Drug Residues in Horse Tissue After Intravenous Anesthesia and Intrathecal Lidocaine Euthanasia
Laurie Anne Walden, DVM, ELS
Dr. Walden received her doctorate in veterinary medicine from North Carolina State University. She is a practicing veterinarian and a certified editor in the life sciences (ELS). She owns Walden Medical Writing, LLC, and writes and edits materials for healthcare professionals and the general public.
In remote areas where burial and rendering facilities for large animals are not available, drug residues in the tissues of horses euthanized by pharmacological means can create a health hazard if the remains are not properly disposed of.
Euthanasia of horses with intrathecal lidocaine injection preceded by intravenous anesthesia leaves low drug residues that pose little risk of toxicity to scavenging animals, according to a report recently published in the Journal of Veterinary Internal Medicine.
In remote areas where burial and rendering facilities for large animals are not available, drug residues in the tissues of horses euthanized by pharmacological means can create a health hazard if the remains are not properly disposed of. Barbiturates, for example, render tissues toxic to scavengers, carnivores, and potentially to humans (who may consume the remains in areas with scarce food resources).
Intrathecal injection of lidocaine can be used to euthanize horses under anesthesia when other pharmacological euthanasia agents are unavailable. A previous study by the same research group (from the University of California at Davis) showed that intrathecal lidocaine was effective for euthanasia of horses and caused brain death prior to cardiac death. Animals euthanized with intrathecal lidocaine are typically premedicated with xylazine and anesthetized with ketamine before the lidocaine is injected.
This study included 11 horses undergoing euthanasia because of poor quality of life, chronic pain, or debilitating disease. The horses received intravenous injections of xylazine hydrochloride, midazolam hydrochloride, and ketamine hydrochloride, followed by intrathecal injection of 2% lidocaine hydrochloride. Death was confirmed by the absence of respiration, brain electrical activity, and electrocardiographic activity.
Whole blood, cerebrospinal fluid, and samples from the triceps brachii and gluteus medius muscles were collected immediately after death and frozen at −80°C. Muscle samples from another 5 horses that had undergone anesthesia and euthanasia with the same drugs in the field were also analyzed. The muscles chosen for sampling were thought likely to constitute most of the tissue mass ingested by a scavenger or carnivore.
Residues of all 4 drugs were present in serum, plasma, and skeletal muscle samples. However, all levels were much lower than those likely to cause sedation or toxicity if ingested. The concentration of lidocaine in cerebrospinal fluid was not assessed. The authors acknowledge that although animals might be exposed to lidocaine by eating central nervous system tissue, opening the skull and vertebral column “would be unlikely to occur without considerable effort.”
A study limitation was that organs other than skeletal muscle were not sampled. Drug residues in serum were higher than those in skeletal muscle, so levels in blood-rich organs might also be higher. However, exposure to levels high enough to cause a clinical effect would require that a scavenging animal eat a very large quantity of organ tissue.
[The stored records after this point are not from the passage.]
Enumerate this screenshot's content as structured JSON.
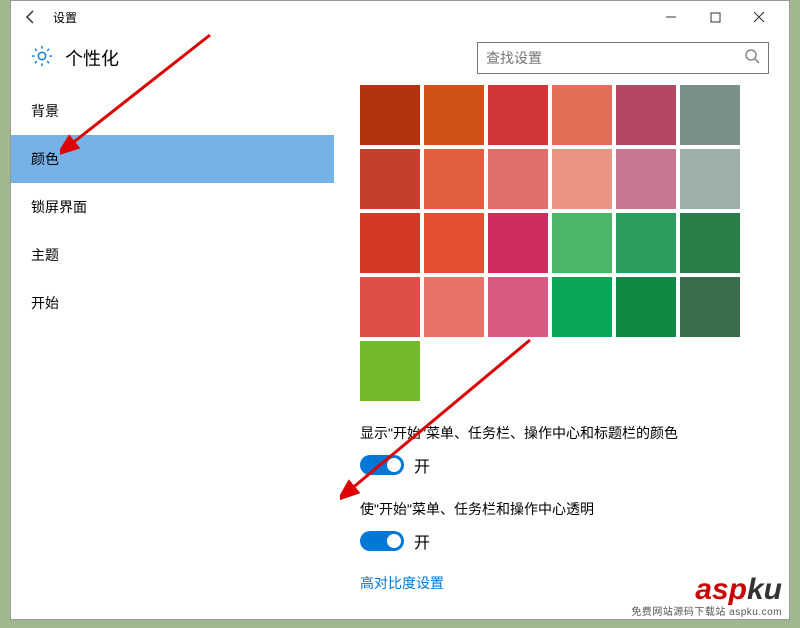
{
  "titlebar": {
    "title": "设置"
  },
  "header": {
    "heading": "个性化"
  },
  "search": {
    "placeholder": "查找设置"
  },
  "sidebar": {
    "items": [
      {
        "label": "背景",
        "selected": false
      },
      {
        "label": "颜色",
        "selected": true
      },
      {
        "label": "锁屏界面",
        "selected": false
      },
      {
        "label": "主题",
        "selected": false
      },
      {
        "label": "开始",
        "selected": false
      }
    ]
  },
  "colors": [
    "#b1340f",
    "#d15017",
    "#ce3637",
    "#e16d56",
    "#b54664",
    "#7a8e8a",
    "#c2402d",
    "#e25e3e",
    "#e06e6b",
    "#ea9484",
    "#c67592",
    "#9fb0ac",
    "#d33a26",
    "#e55130",
    "#cf2c60",
    "#4eb668",
    "#2b9d5c",
    "#297e49",
    "#e04e4a",
    "#e87266",
    "#d85a80",
    "#0aa759",
    "#0f8a45",
    "#3a6d4b",
    "#73b92c"
  ],
  "settings": {
    "show_color_label": "显示\"开始\"菜单、任务栏、操作中心和标题栏的颜色",
    "show_color_state": "开",
    "transparency_label": "使\"开始\"菜单、任务栏和操作中心透明",
    "transparency_state": "开",
    "high_contrast_link": "高对比度设置"
  },
  "watermark": {
    "brand1": "asp",
    "brand2": "ku",
    "tagline": "免费网站源码下载站 aspku.com"
  }
}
“Because [scavenging] animals live in the wild, any changes in their level of consciousness could have serious consequences to their welfare, which is the reason for concerns about residue drugs causing even a mild sedative effect,” write the authors. They recommend further studies of the long-term effects of oral ingestion of sedative and anesthetic drugs.
The study was supported by anonymous donations to the Comparative Neurology Research Group at the University of California at Davis.